11 I want you to know the delight I experience, to find complete joy, which is why I am telling you all of this.
12 My commandment to you is this: love others as I have loved you. 13 There is no greater way to love than to give your life for your friends. 14 You celebrate our friendship if you obey this command. 15 I don’t call you servants any longer; servants don’t know what the master is doing, but I have told you everything God has said to me. I call you friends.
17 This is my command to you: love one another.
Think and Wonder
Do you think a baby knows if someone loves them? How does a baby know his or her mother or father loves them? If the mother said “I love you,” without looking at the baby or smiling, and didn’t pick the baby up very often or feed the baby when he or she was hungry, would the baby feel loved? Would you feel loved if your parent didn’t ever give you things you need. or teach you things, or read you stories, or play with you?
How about the other way around? How do your friends or people in your family know that you love them? Do you tell them that? What if you just said that you love them, but you never helped them out when you could, or you never listened to them or you always got in a bad mood and hurt them and never said “sorry”? Would they believe you when you said you love them? So how do you act like a loving person?
The biggest rule of all that Jesus gave us was that we should love each other the way that he loved his disciples.
How did Jesus show his love for his disciples? He shared with them, he taught them about God, and he showed them how to love each other and other people, too. He made sick people feel better, fed poor people, and told stories about God’s love. And on the last night he was together with his disciples Jesus washed their feet like a servant would usually do. That showed them that real friends are all equal and do things for each other. So Jesus wanted his disciples to do loving things like that, too.
In our modern world, we don’t usually have to wash each other’s feet because we have running water and soap and can easily do it ourselves if we have dirty feet, but there are other ways that we can be loving to each other so that people will know that we are followers of Jesus. If we are really a church, this is what we will do and this is how people will know that we are Jesus’ followers.
No one can really tell if we are Jesus’ followers just by what we say or what kind of clothes we wear or whether we are carrying around a Bible, or come to church on Sunday, but they can tell by whether we are kind, loving people.
What are some ways that BCUC shows love to others?
What are some ways you can show love to others?
Response Activity Ideas
Song – This Is My Commandment
Try learning the tune and words to this simple song!
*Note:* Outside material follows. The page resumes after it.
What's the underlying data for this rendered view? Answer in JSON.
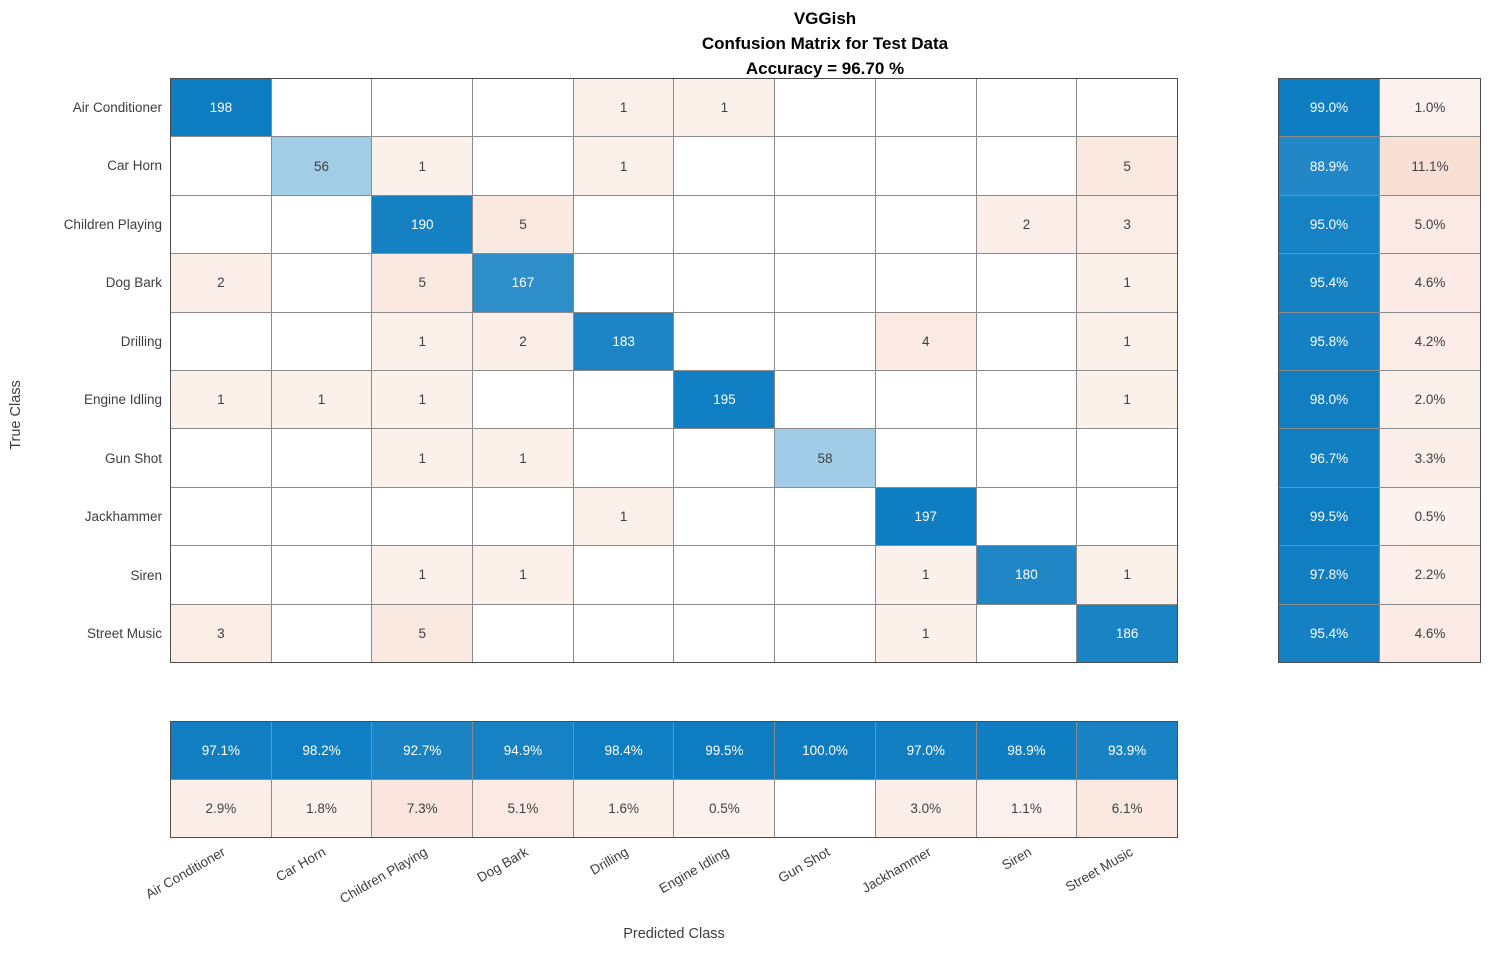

Maybe you could learn the actions/dance in the video or make up your own!
Flap Book – Loving Others
Print out the template and follow the instructions on the page to record ways you can show love to others as Jesus loves you.
Random Acts of Kindness
Some ideas to do/discuss:
Brainstorm some ideas you could do as a family (Right now? Next week? Together? Individually?) Plan a way to carry out your favourite ideas.
Take a small pile of sticky notes. Write a positive affirmation or compliment on each. Secretly stick them up around your neighbourhood, school, workplace, etc. this week to brighten people’s day.
Put the names of your (extended) family (or names of people in the church who could use a lift or a thank you?) in a hat. Each person chooses a name in secret and agrees to surprise that person with a random act of kindness sometime over the next few weeks.
Read through the list of 50 Random Acts of Kindness and challenge each other to do as many of them as possible between now and next Sunday.